Estuve en Rock al Parque 2019 en parte para confirmar que Juanes es un excelente músico, respetado en la industria discográfica, capaz de subir a su escenario a Zeta Bosio para tocar junto con él un clásico de Soda Estéreo, alternar con Fito Páez o armar un “pogo” de magnitudes demenciales al hacer un impecable cover de Seek & destroy de Metallica; pero mientras transcurría su show y veía que incluso a los que no nos gusta su música rumeábamos inconsciente y casi que automáticamente sus canciones, me di cuenta de que también es un producto preconcebido industrialmente que debe su fama y su éxito a la sobreexposición mediática, a la “payola”, a la repetición forzada de sus canciones, a los millones de dólares invertidos en producción musical y su imagen, al igual que a su cara bonita.
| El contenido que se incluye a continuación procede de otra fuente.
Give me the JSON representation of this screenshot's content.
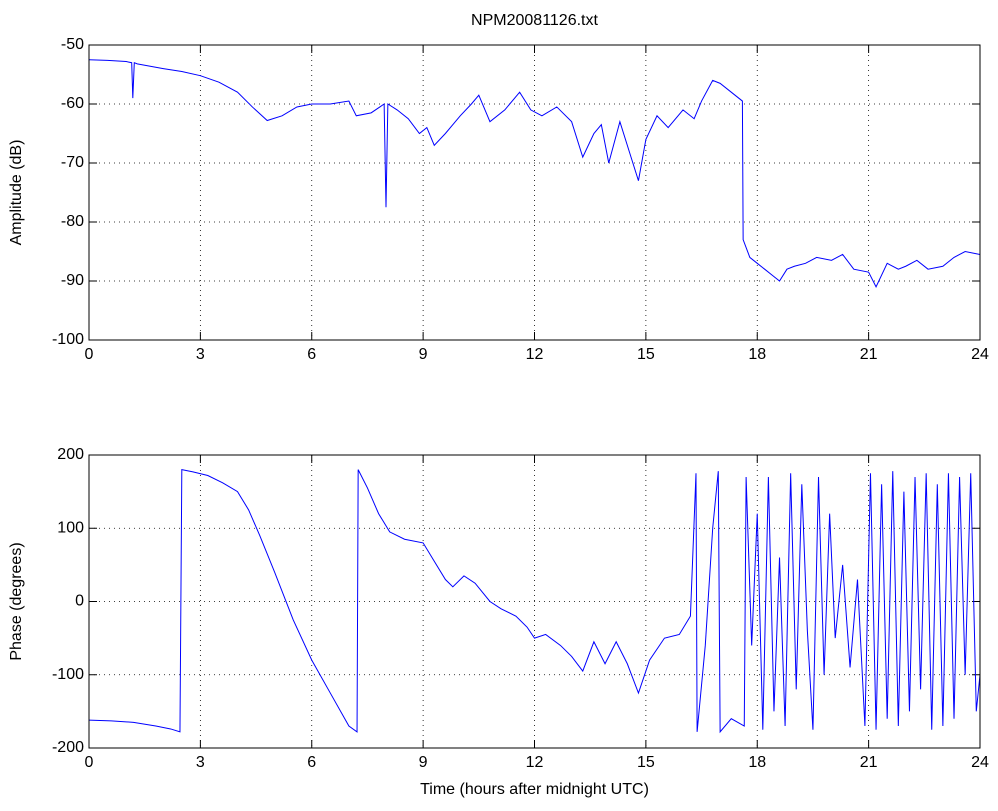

Luego, cuando en mitad del espectáculo aseguró que a sus quince años era más metalero que cualquiera de los presentes se me reveló como un muchacho rockero de Medellín lleno de talento que fue secuestrado por la industria musical y al que le cortaron el pelo, le quitaron la camisa manga sisa y la chaqueta de cuero, y lo pusieron a producir cancioncitas pegajosas y fáciles de digerir, de esas que les gusta sonar en las secciones de entretenimiento de los noticieros de televisión.
Rock al Parque cumplió 25 años y en esta edición escuché a los asistentes cantar con devoción verdaderos himnos de nuestro rock como Ay qué dolor, Florecita rockera o Vestido de cristal, canciones que se hicieron campo en el corazón de la gente porque irrumpieron en su momento, porque nacieron de manera orgánica y no industrial, porque se popularizaron en los bares o en los casetes que se multiplicaban de manera pirata y no porque se pagaran millonadas a las emisoras y en los canales de videos para que las repitieran una y otra vez en la programación; canciones que al igual que el mismo festival fueron apuestas revolucionarias que se originaron en el corazón de muchachos amantes del rock y que a punta de la obstinación propia de la juventud se hicieron camino a pesar de la industria y no gracias a ella; canciones que Juanes renunció a escribir cuando dejó de llamarse Juan Esteban Aristizábal.